The conditions of the suspected attackers was not immediately known, but the rescue service said a female officer in the paramilitary border police was lightly wounded.

Earlier on Sunday, a man driving a car with Israeli license plates was fatally shot at a busy intersection in the West Bank, hours after a violent confrontation elsewhere left seven Palestinians and a border policewoman dead.

The victim in the drive-by shooting was later identified as a Palestinian resident of Jerusalem. The assailants presumably mistook him for an Israeli because of the license plates. Palestinian militants have carried out scores of shooting attacks against Israelis in the West Bank over the years, and the military described Sunday’s shooting as such an incident.

The Israeli army said security forces were searching the area for the shooter. Israeli media reported that security forces found an abandoned car that was likely used to carry out the attack, and the suspect fled on foot.

Hours earlier, a deadly confrontation erupted when Israeli security forces were on patrol to search for roadside bombs in Jenin, a town and adjacent urban refugee camp in the northern West Bank.

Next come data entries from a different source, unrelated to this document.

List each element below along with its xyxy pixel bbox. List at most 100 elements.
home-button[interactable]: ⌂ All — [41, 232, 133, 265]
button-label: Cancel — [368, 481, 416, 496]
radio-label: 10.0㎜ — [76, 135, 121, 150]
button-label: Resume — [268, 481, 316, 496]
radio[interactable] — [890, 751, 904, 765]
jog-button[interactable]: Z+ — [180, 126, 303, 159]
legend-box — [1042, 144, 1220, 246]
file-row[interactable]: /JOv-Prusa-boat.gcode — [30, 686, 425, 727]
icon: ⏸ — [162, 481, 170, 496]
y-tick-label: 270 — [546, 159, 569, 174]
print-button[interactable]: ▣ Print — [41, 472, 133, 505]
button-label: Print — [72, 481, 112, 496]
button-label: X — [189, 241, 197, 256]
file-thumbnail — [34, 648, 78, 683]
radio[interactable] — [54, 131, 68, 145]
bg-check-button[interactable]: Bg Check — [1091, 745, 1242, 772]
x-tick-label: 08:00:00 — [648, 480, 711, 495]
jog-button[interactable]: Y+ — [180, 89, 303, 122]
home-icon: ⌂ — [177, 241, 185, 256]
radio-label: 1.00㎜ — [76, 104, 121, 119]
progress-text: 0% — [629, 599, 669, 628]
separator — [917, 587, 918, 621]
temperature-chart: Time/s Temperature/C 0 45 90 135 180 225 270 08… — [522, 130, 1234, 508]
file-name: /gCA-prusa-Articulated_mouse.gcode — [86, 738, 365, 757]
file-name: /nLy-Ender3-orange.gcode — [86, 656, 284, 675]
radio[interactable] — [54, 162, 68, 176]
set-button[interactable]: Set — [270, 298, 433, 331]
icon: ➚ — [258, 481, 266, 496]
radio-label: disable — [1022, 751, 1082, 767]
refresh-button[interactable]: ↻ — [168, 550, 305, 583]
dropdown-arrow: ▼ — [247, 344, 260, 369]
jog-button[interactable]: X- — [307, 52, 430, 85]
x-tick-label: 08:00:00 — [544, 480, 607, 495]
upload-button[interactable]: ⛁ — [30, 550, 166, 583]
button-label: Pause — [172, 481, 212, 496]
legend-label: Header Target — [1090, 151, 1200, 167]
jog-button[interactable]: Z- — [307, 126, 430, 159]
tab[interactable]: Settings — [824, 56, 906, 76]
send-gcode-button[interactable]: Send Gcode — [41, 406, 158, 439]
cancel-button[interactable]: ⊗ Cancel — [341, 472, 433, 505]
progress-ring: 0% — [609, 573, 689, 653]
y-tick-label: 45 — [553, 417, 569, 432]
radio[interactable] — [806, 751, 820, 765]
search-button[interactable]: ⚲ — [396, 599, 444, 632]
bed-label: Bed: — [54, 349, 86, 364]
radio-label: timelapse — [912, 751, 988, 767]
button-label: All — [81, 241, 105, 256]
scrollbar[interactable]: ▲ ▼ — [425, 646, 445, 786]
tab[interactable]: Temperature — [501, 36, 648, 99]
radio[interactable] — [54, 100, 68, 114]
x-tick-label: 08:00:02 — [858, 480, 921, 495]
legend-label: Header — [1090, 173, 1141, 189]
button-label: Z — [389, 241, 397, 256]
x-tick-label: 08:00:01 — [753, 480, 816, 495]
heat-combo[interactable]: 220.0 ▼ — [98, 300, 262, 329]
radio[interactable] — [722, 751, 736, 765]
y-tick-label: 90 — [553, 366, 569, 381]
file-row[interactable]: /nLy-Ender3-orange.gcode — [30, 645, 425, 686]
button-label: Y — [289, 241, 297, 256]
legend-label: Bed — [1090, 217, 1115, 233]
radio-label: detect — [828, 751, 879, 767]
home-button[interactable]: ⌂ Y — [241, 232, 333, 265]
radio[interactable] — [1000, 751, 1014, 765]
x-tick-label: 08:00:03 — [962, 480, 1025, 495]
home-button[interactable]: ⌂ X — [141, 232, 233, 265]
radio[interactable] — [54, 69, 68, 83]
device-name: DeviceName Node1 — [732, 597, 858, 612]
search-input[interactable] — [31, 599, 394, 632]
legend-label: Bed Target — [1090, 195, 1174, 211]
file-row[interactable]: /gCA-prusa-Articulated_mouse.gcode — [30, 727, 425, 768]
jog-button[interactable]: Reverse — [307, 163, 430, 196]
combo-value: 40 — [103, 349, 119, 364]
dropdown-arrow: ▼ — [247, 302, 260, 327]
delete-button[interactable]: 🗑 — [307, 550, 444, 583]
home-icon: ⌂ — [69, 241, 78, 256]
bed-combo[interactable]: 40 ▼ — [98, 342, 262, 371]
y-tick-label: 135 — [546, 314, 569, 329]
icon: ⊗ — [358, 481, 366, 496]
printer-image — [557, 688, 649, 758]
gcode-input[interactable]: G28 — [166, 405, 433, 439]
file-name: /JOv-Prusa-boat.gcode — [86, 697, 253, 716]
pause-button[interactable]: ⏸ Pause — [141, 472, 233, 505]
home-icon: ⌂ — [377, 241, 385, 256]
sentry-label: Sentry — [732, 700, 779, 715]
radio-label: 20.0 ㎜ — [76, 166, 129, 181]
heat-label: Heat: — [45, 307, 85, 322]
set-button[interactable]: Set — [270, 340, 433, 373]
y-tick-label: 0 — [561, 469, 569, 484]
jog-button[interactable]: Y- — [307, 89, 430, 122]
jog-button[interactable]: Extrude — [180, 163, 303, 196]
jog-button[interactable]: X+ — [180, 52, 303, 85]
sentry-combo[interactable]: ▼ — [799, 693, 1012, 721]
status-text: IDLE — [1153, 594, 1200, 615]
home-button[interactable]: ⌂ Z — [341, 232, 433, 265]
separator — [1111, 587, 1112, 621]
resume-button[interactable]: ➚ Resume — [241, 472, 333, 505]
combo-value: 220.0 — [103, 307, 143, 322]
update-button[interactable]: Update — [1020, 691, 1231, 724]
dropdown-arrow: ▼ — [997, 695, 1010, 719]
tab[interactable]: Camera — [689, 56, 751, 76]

A roadside bomb exploded near a vehicle of the paramilitary border police, killing a policewoman and wounding three others, police said.

An Israeli military helicopter targeted Palestinians in the area who were throwing explosives at Israeli vehicles and extracted the Israeli forces, the Israeli army said. Seven Palestinians were killed in the airstrike, according to the Palestinian Health Ministry.

Mujahhid Nazal, a doctor at nearby clinic, said he heard a “strong explosion” and rushed to the scene. “It was a really dire situation, seven young men were lying on the ground,” he said.

At a funeral for six of those killed in Jenin, four of the men were wrapped in the green flags of Hamas, the Islamic militant group that has been locked in a war with Israel in Gaza for the past three months. The two others were covered by the Palestinian flag and the yellow banner of the Fatah movement, a Hamas rival.

The latest events followed a dramatic surge in deadly military raids and increase in restrictions on Palestinian residents across the West Bank during the Israel-Hamas war.

Violence against Palestinians by Israeli settlers in the territory has also reached record highs, according to the United Nations.

The Palestinian Health Ministry says Israeli forces have killed 330 Palestinians in the West Bank since Hamas’ cross-border attack in southern Israel on Oct. 7, in which 1,200 people were killed and roughly 250 were taken hostage.

Most of the Palestinians were killed during shootouts in the West Bank that the Israeli military says began during operations to arrest Palestinian gunmen.